“Red, White and Blue,” Episode 3 of Steve McQueen’s Small Axe (season 1) December 29, 2020, Amazon Prime. It’s the early 1980s, and Leroy Logan (John Boyega) is the British-born son of Afro-Caribbean migrants in this based-on-a-true-story film from Steve McQueen. He grew up in a profoundly proper working-class home with a strict, hardworking, truck-driver father, and, despite all the racist and class barriers of the English system, he received his BSc. in applied (forensic) biology but something is very wrong. He wants to really change things for the immigrant community, and he follows his heart to become a member of the London police force. He pursues this ambition, this mission, even as his father Ken Logan’s (Steve Toussaint) experiences a brutal beating from London cops. And he continues to pursue this, believing he can change the system from within. The difficulties with that model become ever more apparent as he tries to connect with the community, to ‘save’ some youth from the dangers of the street, to challenge police brutality in his station house, to be treated fairly for promotion, and to be protected by white fellow cops when faced with horrible danger in the field. All the while his family situation remains a challenge and the contradictions of his position continue to vex and torment him. And that is what we see.
Boyega is excellent: solid, angry, about to explode but controlled. He gets this man. Toussaint as his father is allowed to show much more of the emotional pain, the cost, the despair, the tensions. He’s super as Ken Logan. They make the film a thoughtful and emotionally significant examination of the complexities of British institutional racism and the Afro-Caribbean experience.
But where does it go after this? Does it actually go somewhere? Well, Brits probably know that he remained on the force, became a renowned officer, was founder and chair of the Black Police Association, and eventually retired as Superintendent of the Metropolitan Police in 2013. In 2000 he is made an MBE (Member of the Excellent Order of the British Empire) for his contributions to policing. But the Metropolitan Police and British policing in general remains infested with racists and racist ideology. He was hounded with false corruption charges that were disproved as racist attempts to discredit him. Like his father’s assault case, these charges never went to court. He was fully exonerated and received L100,000 in compensation.

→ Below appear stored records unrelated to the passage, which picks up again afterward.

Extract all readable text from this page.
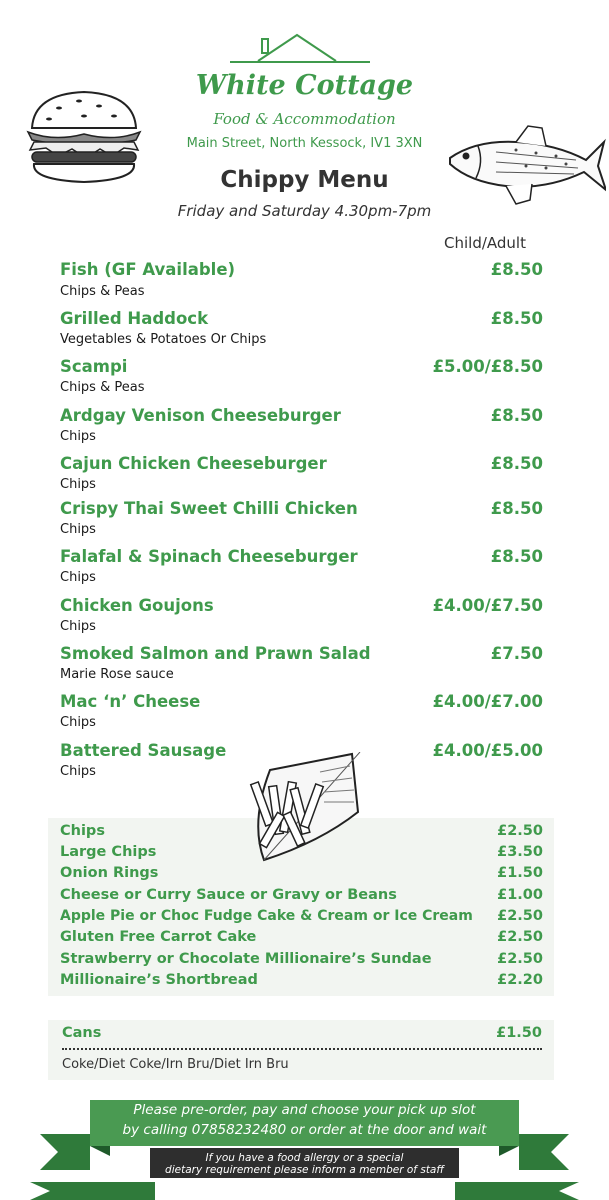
White Cottage
Food & Accommodation
Main Street, North Kessock, IV1 3XN
Chippy Menu
Friday and Saturday 4.30pm-7pm
Child/Adult
Fish (GF Available)	£8.50
Chips & Peas
Grilled Haddock	£8.50
Vegetables & Potatoes Or Chips
Scampi	£5.00/£8.50
Chips & Peas
Ardgay Venison Cheeseburger	£8.50
Chips
Cajun Chicken Cheeseburger	£8.50
Chips
Crispy Thai Sweet Chilli Chicken	£8.50
Chips
Falafal & Spinach Cheeseburger	£8.50
Chips
Chicken Goujons	£4.00/£7.50
Chips
Smoked Salmon and Prawn Salad	£7.50
Marie Rose sauce
Mac ‘n’ Cheese	£4.00/£7.00
Chips
Battered Sausage	£4.00/£5.00
Chips
Chips	£2.50
Large Chips	£3.50
Onion Rings	£1.50
Cheese or Curry Sauce or Gravy or Beans	£1.00
Apple Pie or Choc Fudge Cake & Cream or Ice Cream £2.50
Gluten Free Carrot Cake	£2.50
Strawberry or Chocolate Millionaire’s Sundae	£2.50
Millionaire’s Shortbread	£2.20
Cans	£1.50
Coke/Diet Coke/Irn Bru/Diet Irn Bru
Please pre-order, pay and choose your pick up slot
by calling 07858232480 or order at the door and wait
If you have a food allergy or a special
dietary requirement please inform a member of staff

We don’t learn those things in “Red, White and Blue.” I think that’s a real flaw in the presentation of a moment that ends with his understanding of the relentless racism of the institution he is attempting to both change and serve. A written postscript is especially crucial for Americans who might or might not follow up their TV fix with further exploration.
And while this might seem unimportant, Sir Steven (McQueen, yes, he was knighted in 2020 for Services to Film) saying Logan had a Ph.D. in biology (it’s dropped without contradiction by Ken Logan as “Him have a PhD.!” in the film) is just untrue. In 2013 he received an honorary Ph.D. from the University of East London for his work in policing and against racism. That’s the same school he received his BSc from in 1980. ( See his online resume). And that’s fine, but why claim more? It’s gratuitous and undercuts the film with false grandiosity. Who he is and what he did are more than enough to make this film and to pay attention to this man. There’s no need for overblown falsehoods that are easily discredited. One question here: am I misinterpreting the Jamaican English here? Is “him have” also the equivalent of “he will have?” If so, that aspirational view makes a great deal of sense from this angry and anguished father who has just suffered terrible abuse at the hands of the Metropolitan Police.
The music in this one is completely different from the other two, showing point of origin and class of the different groups than in Lovers Rock, which is just a few years before this one begins. McQueen is doing very interesting things with the different sorts of music in different periods and for different groups and subgroups. Very informative and creative.